The Council of Agriculture (COA) this year has the highest number of officials impeached among ministries or ministry-level agencies in the Cabinet, according to Control Yuan member Lin Chu-liang (林鉅鋃).
The Control Yuan had impeached 41 officials in 18 cases this year as of Dec. 5, when Lin and his colleagues went to the Executive Yuan on Friday for an annual visit, he said.
The COA had six of its current or former officials impeached, followed by the Ministry of Health and Welfare’s five, Lin said, adding that ministers in charge should review these cases and prevent similar violations in the future.
Lin also pointed out that the Control Yuan was still awaiting responses from government agencies censured in several cases in the past, including 54 involving the Cabinet, as of the end of last month.
He suggested during the visit that Premier Jiang Yi-huah (江宜樺) and the ministers present should take a proactive attitude in dealing with problems highlighted by the Control Yuan through censure.
According to the Control Yuan’s Web site, the 41 impeached also include officials in local governments, judges and the Control Yuan’s own secretary general, Chen Feng-yi (陳豐義).
Chen was impeached in July for destroying documents that had not expired, in contravention of the Archives Act (國家檔案法).
Chen’s case now sits in the Public Functionary Disciplinary Sanction Commission under the Judicial Yuan, which is to decide his disciplinary action.

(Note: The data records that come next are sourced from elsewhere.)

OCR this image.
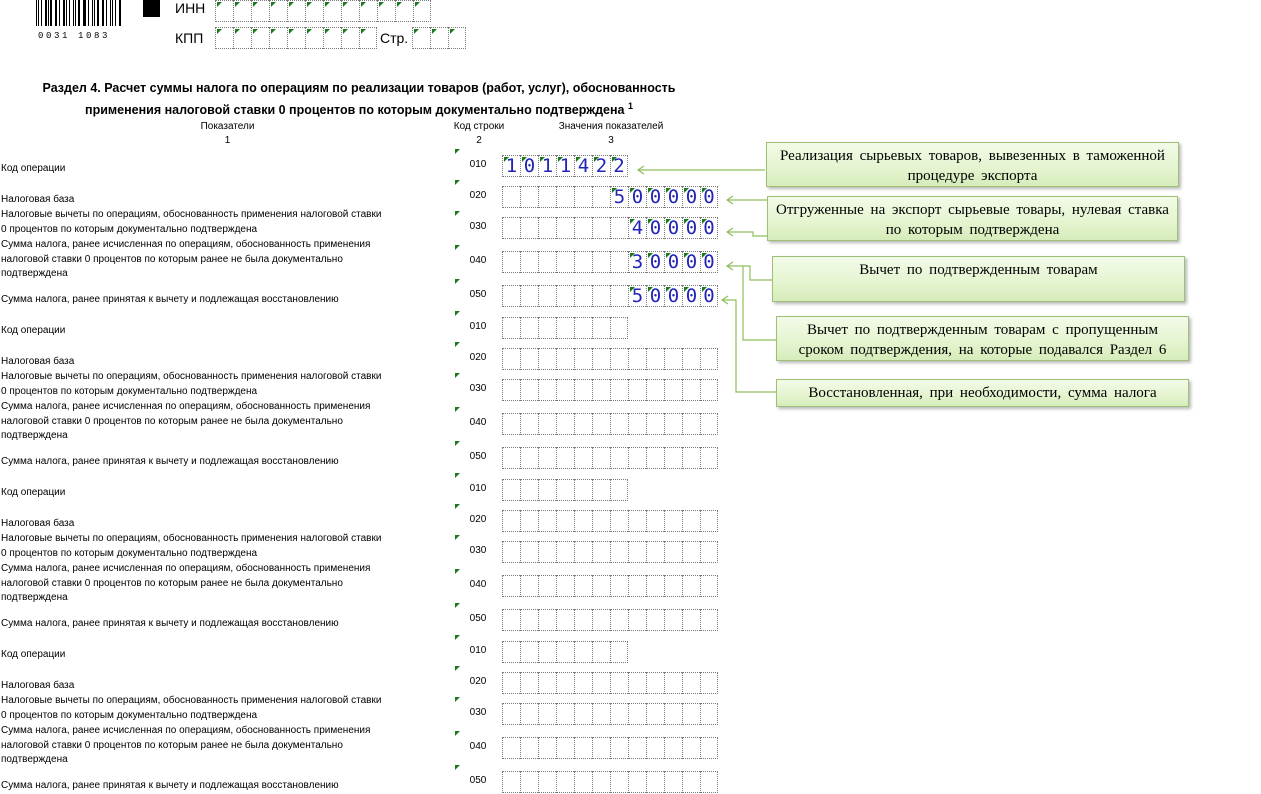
0031 1083
ИНН
КПП	Стр.
Раздел 4. Расчет суммы налога по операциям по реализации товаров (работ, услуг), обоснованность
применения налоговой ставки 0 процентов по которым документально подтверждена $^1$
Показатели
1
Код строки
2
Значения показателей
3
Код операции	010	1 0 1 1 4 2 2
Налоговая база	020	5 0 0 0 0 0
Налоговые вычеты по операциям, обоснованность применения налоговой ставки
0 процентов по которым документально подтверждена	030	4 0 0 0 0
Сумма налога, ранее исчисленная по операциям, обоснованность применения
налоговой ставки 0 процентов по которым ранее не была документально
подтверждена
040	3 0 0 0 0
Сумма налога, ранее принятая к вычету и подлежащая восстановлению	050	5 0 0 0 0
Код операции	010
Налоговая база	020
Налоговые вычеты по операциям, обоснованность применения налоговой ставки
0 процентов по которым документально подтверждена	030
Сумма налога, ранее исчисленная по операциям, обоснованность применения
налоговой ставки 0 процентов по которым ранее не была документально
подтверждена
040
Сумма налога, ранее принятая к вычету и подлежащая восстановлению	050
Код операции	010
Налоговая база	020
Налоговые вычеты по операциям, обоснованность применения налоговой ставки
0 процентов по которым документально подтверждена	030
Сумма налога, ранее исчисленная по операциям, обоснованность применения
налоговой ставки 0 процентов по которым ранее не была документально
подтверждена
040
Сумма налога, ранее принятая к вычету и подлежащая восстановлению	050
Код операции	010
Налоговая база	020
Налоговые вычеты по операциям, обоснованность применения налоговой ставки
0 процентов по которым документально подтверждена	030
Сумма налога, ранее исчисленная по операциям, обоснованность применения
налоговой ставки 0 процентов по которым ранее не была документально
подтверждена
040
Сумма налога, ранее принятая к вычету и подлежащая восстановлению	050
Реализация сырьевых товаров, вывезенных в таможенной процедуре экспорта
Отгруженные на экспорт сырьевые товары, нулевая ставка по которым подтверждена
Вычет по подтвержденным товарам
Вычет по подтвержденным товарам с пропущенным сроком подтверждения, на которые подавался Раздел 6
Восстановленная, при необходимости, сумма налога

The commission suspended a review of Chen’s case after prosecutors began a criminal investigation into him.
Other notable impeachments this year include former Cabinet secretary-general Lin Yi-shih (林益世) in June, and Nantou County Commissioner Lee Chao-ching (李朝卿) of the Chinese Nationalist Party (KMT) in September.
Lin Yi-shih resigned in June last year after he was accused of corruption, and was sentenced to seven years and four months in prison for abusing his power to threaten people for money, and for possessing unaccountable assets in April.
He was impeached in July, but a review of the disciplinary action — which could include fines — was suspended because prosecutors decided to appeal.
Lee has been suspended since November last year on corruption allegations and was indicted in March, leading to the Ministry of the Interior sending his case to the Control Yuan.
No decisions have yet been made on Lee’s disciplinary action, according the Control Yuan’s Web site.